Жан Бодрийяр «Симулякры и симуляции»

Вид материалаДокументы

Содержание


Рамсес, или Воскрешение в розовом
Подобный материал:
1   2   3   4   5   6   7   8   9   ...   19
^

Рамсес, или Воскрешение в розовом


Этнология прикоснулась к своей парадоксальной смерти в тот день 1971 года, когда правительство Филлипин решило вернуть к первозданности, туда, где до них не доберутся колонизаторы, туристы и этнологи, несколько десятков тасадаев, которых незадолго до этого нашли в дебрях джунглей, где они прожили восемь столетий без каких-либо контактов с остальным человечеством. Это было сделано по инициативе самих антропологов, которые видели, как при контакте с ними туземцы сразу как бы «рассыпались», словно мумия на свежем воздухе.

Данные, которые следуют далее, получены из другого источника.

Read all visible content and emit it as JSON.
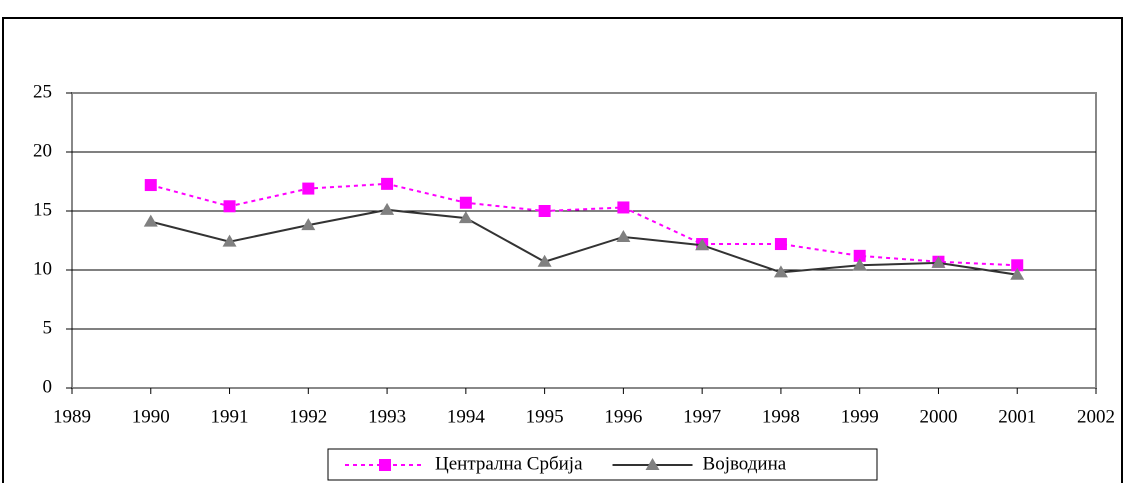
{
  "chart_data": {
    "type": "line",
    "x": [
      1990,
      1991,
      1992,
      1993,
      1994,
      1995,
      1996,
      1997,
      1998,
      1999,
      2000,
      2001
    ],
    "series": [
      {
        "name": "Централна Србија",
        "color": "#ff00ff",
        "marker": "square",
        "dash": true,
        "values": [
          17.2,
          15.4,
          16.9,
          17.3,
          15.7,
          15.0,
          15.3,
          12.2,
          12.2,
          11.2,
          10.7,
          10.4
        ]
      },
      {
        "name": "Војводина",
        "color": "#333333",
        "marker": "triangle",
        "dash": false,
        "values": [
          14.1,
          12.4,
          13.8,
          15.1,
          14.4,
          10.7,
          12.8,
          12.1,
          9.8,
          10.4,
          10.6,
          9.6
        ]
      }
    ],
    "xlim": [
      1989,
      2002
    ],
    "xticks": [
      1989,
      1990,
      1991,
      1992,
      1993,
      1994,
      1995,
      1996,
      1997,
      1998,
      1999,
      2000,
      2001,
      2002
    ],
    "ylim": [
      0,
      25
    ],
    "yticks": [
      0,
      5,
      10,
      15,
      20,
      25
    ],
    "grid": true,
    "legend": "bottom"
  }
}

Для того чтобы жила этнология, необходимо чтобы умер ее объект, который, умирая, мстит за то, что его "открыли", и своей смертью бросает вызов науке, которая пытается овладеть им.

Разве не живет любая наука на этом парадоксальном склоне, на который ее обрекает исчезновение ее объекта в самом его восприятии, и безжалостная реверсия, которую она получает со стороны мертвого объекта? Подобно Орфею, она постоянно оборачивается слишком рано, и подобно тому, как это было с Эвридикой, ее объект снова низвергается в Ад.

Именно от этого дьявольского парадокса хотели уберечь себя этнологи, снова создавая вокруг тасадаев границу безопасности в виде девственного леса. Никто более не будет их беспокоить: рудник с золотоносной жилой закрыт. Наука теряет на этом целый капитал, но объект остается неповрежденным, потерянным для нее, но нетронутым в своей "девственности". Речь идет не о жертве (наука никогда не жертвует, она всегда смертоносна), а о симулированной жертве ее объекта с целью спасения ее принципа реальности. Тасадай, замороженный в своей природной естественности, будет служить ей абсолютным алиби, вечной гарантией. Тут берет свое начало бесконечная антиэтнология, разнообразными свидетельствами которой являются Жолен, Кастанеда, Клястр. Как бы там ни было, но логическая эволюция науки состоит во все большем отдалении от своего объекта, пока она не начинает обходиться без него вовсе: ее автономность становится от этого еще более фантастичной, она достигает своей чистой формы.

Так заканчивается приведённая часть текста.